Nei primi giorni utili per presentare le domande sono stati tantissimi gli stranieri che si sono presentati agli uffici postali per consegnare i moduli. Non tutti sarebbero residenti in Italia da dieci anni, come richiesto dai requisiti, ma molti sperano di poter far leva sull’incostituzionalità del provvedimento ventilata da diversi giudici ed esponenti della magistratura, Insomma, qualcuno potrebbe fare ricorso e a quel punto potrebbe essere un bene aver giocato d’anticipo presentando la domanda nonostante tutto.

A chiedere il reddito anche ex brigatista che afferma: Non voterei mai il Movimento Cinque Stelle

Tra i richiedenti della prima ora anche Rosario La Paglia, condannato negli anni duri per terrorismo rosso.

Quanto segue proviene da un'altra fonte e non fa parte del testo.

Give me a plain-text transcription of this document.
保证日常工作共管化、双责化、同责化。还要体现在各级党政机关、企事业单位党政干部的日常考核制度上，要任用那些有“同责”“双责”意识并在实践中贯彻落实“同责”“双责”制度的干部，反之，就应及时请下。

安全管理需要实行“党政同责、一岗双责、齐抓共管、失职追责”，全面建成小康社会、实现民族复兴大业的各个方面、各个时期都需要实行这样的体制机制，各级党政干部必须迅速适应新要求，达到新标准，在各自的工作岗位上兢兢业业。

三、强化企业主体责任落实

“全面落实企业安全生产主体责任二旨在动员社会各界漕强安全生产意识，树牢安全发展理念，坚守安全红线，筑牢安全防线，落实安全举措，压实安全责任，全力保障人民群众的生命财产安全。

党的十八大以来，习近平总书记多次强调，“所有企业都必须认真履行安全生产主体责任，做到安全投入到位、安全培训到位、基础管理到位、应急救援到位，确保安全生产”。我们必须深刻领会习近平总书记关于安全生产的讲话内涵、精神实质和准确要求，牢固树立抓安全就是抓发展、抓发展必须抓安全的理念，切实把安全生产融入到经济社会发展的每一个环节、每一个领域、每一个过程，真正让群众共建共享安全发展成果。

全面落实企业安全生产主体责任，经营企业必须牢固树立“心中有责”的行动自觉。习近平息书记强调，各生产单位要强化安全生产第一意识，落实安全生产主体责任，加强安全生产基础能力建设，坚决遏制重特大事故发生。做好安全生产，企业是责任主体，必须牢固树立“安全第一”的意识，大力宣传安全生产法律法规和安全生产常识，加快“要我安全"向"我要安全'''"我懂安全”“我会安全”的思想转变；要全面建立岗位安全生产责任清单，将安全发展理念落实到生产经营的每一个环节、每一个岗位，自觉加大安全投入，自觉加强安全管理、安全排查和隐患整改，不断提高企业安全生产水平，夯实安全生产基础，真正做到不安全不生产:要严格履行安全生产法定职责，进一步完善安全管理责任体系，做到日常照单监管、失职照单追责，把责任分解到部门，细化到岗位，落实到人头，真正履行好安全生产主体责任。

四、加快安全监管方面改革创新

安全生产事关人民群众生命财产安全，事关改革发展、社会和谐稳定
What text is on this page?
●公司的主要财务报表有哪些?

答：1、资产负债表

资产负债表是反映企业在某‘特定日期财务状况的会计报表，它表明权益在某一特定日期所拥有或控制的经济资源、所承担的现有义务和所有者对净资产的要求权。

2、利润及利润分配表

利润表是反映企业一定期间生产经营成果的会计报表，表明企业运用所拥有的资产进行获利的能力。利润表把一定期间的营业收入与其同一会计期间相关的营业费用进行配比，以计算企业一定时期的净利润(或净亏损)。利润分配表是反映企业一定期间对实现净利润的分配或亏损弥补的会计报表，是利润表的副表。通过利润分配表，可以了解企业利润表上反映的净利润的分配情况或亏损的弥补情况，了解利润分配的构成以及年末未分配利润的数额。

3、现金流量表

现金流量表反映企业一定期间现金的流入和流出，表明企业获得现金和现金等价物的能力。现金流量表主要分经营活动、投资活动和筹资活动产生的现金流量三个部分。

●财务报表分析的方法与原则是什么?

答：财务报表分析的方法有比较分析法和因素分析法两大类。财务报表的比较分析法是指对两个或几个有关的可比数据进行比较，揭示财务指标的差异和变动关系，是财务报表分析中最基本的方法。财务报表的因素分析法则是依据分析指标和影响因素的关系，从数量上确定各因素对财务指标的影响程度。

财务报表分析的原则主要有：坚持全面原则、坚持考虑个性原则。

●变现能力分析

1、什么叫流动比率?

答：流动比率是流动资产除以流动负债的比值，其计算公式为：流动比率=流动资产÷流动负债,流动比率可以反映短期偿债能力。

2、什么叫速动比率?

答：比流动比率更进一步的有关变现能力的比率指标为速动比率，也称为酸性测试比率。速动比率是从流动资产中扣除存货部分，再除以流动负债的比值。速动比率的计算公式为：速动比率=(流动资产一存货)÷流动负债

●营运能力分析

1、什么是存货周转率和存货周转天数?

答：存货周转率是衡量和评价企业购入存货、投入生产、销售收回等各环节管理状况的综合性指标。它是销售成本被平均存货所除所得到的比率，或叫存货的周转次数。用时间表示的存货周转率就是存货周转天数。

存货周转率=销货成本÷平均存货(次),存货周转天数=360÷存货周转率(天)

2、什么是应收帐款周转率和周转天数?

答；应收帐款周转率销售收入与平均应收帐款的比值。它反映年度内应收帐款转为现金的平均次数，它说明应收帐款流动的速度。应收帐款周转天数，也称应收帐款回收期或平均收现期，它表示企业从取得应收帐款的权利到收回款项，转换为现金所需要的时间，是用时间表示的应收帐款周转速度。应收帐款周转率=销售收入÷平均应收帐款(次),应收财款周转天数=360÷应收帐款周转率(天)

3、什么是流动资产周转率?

Intercettato dai cronisti l’ex terrorista ha confermato di aver richiesto il Reddito di cittadinanza ma di non essere un elettore del Movimento Cinque Stelle, che non voterebbe mai.

Ostia, anche gli Spada in lista al Caf per il Reddito di Cittadinanza

L’altro caso particolarmente spinoso arriva da Roma, o meglio nello specifico da Ostia, dove arriva la notizia che anche diversi esponenti della famiglia Spada, il clan che controlla l’attività criminale sul litorale romano.